The Xuan and Li correlation is shown in Eq. (29.10):

$$ N{u}_{\mathrm{n} \mathrm{f}}=0.0059\left(1+7.6286\;{\phi}^{0.6886}P{e}_{\mathrm{n} \mathrm{f}}^{0.001}\right)R{e}_{\mathrm{n} \mathrm{f}}^{0.9238}P{r}_{\mathrm{n} \mathrm{f}}^{0.4} $$

(29.10)

where Pe _nf is the Peclet number. Table 29.1 shows the thermophysical properties of the water, nanoparticles, and the nanofluid calculated from the equations above.

Table 29.1 Thermal physical properties

29.3 Results and Discussion

Figure 29.2 shows the heat transfer coefficient increases with the increase of Reynolds number. The data obtained from simulation is compared with the Gnielinski equation for water in turbulent flow. The simulation result obtained is slightly higher than the Gnielinski equation partly due to turbulent flow. The value obtained from the simulation is compared with the Gnielinski equation. Hence, the same parameter used in the computational study can be extended for simulation of TiO₂-water nanofluid.

Fig. 29.2

The comparison between the heat transfer coefficients against Reynolds number for water

Figure 29.3 shows the simulation values of Nusselt number of TiO₂-water nanofluids which are closer towards Pak and Cho correlation than the Xuan and Li correlation. This is simply because Xuan and Li correlation was established from the data of Cu-water nanofluids while the Pak and Cho correlation was established from the data of TiO₂-water nanofluids.

Fig. 29.3

The comparison of Nusselt number between the TiO₂

Figure 29.4 shows the results for different variables such as change of mass flow rate of hot water from 3 LPM to 4.5 LPM for the 0.2 % TiO₂-water nanofluid. It is clearly seen that the 4.5 LPM flow rate shows higher heat transfer compared to 3 LPM flow rate.
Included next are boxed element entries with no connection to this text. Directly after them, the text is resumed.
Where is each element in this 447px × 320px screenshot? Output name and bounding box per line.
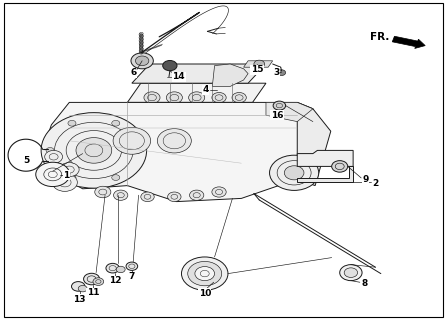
Circle shape [270,155,319,190]
Circle shape [113,127,151,154]
Circle shape [278,70,286,76]
Circle shape [190,190,204,200]
Text: 9: 9 [363,175,369,184]
Circle shape [212,187,226,197]
Polygon shape [244,61,273,67]
Circle shape [95,186,111,198]
Circle shape [195,267,215,281]
Text: 4: 4 [202,85,209,94]
Circle shape [41,113,147,188]
Polygon shape [212,64,248,86]
Circle shape [36,162,70,187]
Text: 1: 1 [63,171,69,180]
Text: 6: 6 [130,68,136,77]
FancyArrow shape [392,36,425,48]
Circle shape [46,148,54,153]
Circle shape [76,138,112,163]
Circle shape [84,273,100,285]
Polygon shape [297,166,353,182]
Polygon shape [266,102,313,122]
Circle shape [163,60,177,71]
Polygon shape [42,102,317,202]
Text: 10: 10 [198,289,211,298]
Circle shape [212,92,226,103]
Circle shape [126,262,138,270]
Circle shape [45,150,63,163]
Text: 3: 3 [273,68,279,76]
Circle shape [112,175,120,180]
Text: FR.: FR. [370,32,389,43]
Circle shape [166,92,182,103]
Text: 15: 15 [251,65,263,74]
Polygon shape [297,150,353,166]
Circle shape [52,173,77,191]
Circle shape [106,263,119,273]
Circle shape [112,120,120,126]
Text: 8: 8 [361,279,367,288]
Circle shape [135,56,149,66]
Circle shape [144,92,160,103]
Circle shape [284,166,304,180]
Text: 16: 16 [271,111,283,120]
Circle shape [134,148,142,153]
Circle shape [168,192,181,202]
Circle shape [254,60,265,68]
Text: 13: 13 [73,295,86,304]
Polygon shape [132,64,266,83]
Text: 5: 5 [23,156,29,164]
Circle shape [93,278,104,285]
Circle shape [181,257,228,290]
Polygon shape [127,102,141,115]
Circle shape [114,190,128,200]
Text: 14: 14 [173,72,185,81]
Circle shape [189,92,205,103]
Circle shape [157,129,191,153]
Text: 7: 7 [129,272,135,281]
Circle shape [340,265,362,281]
Text: 2: 2 [372,179,379,188]
Circle shape [68,175,76,180]
Polygon shape [127,83,266,102]
Text: 12: 12 [109,276,122,285]
Circle shape [232,92,246,103]
Circle shape [141,192,154,202]
Circle shape [332,161,348,172]
Polygon shape [297,102,331,186]
Circle shape [131,53,153,69]
Circle shape [116,266,125,273]
Circle shape [72,282,85,291]
Text: 11: 11 [87,288,99,297]
Circle shape [344,268,358,277]
Circle shape [68,120,76,126]
Circle shape [59,163,79,177]
Circle shape [188,261,222,286]
Circle shape [78,285,87,292]
Circle shape [273,101,286,110]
The result also shows that the heat transfer coefficient of the nanofluid increases with an increase in the mass flow rate of the hot water.

Fig. 29.4

The comparison of Nusselt number of TiO₂ between 3 LPM and 4.5 LPM water flow rate

29.4 Conclusion

The numerical simulation has shown that the increasing in Reynolds number also causes the heat transfer to increase. The higher Reynolds number contributes to greater heat transfer from the water to the nanofluid. In addition, the numerical simulation results agree with the Pak and Cho correlation as both of the results are in compliance. Finally, with the development of computational software it has become easier to provide a fare and comparable result as in the present case.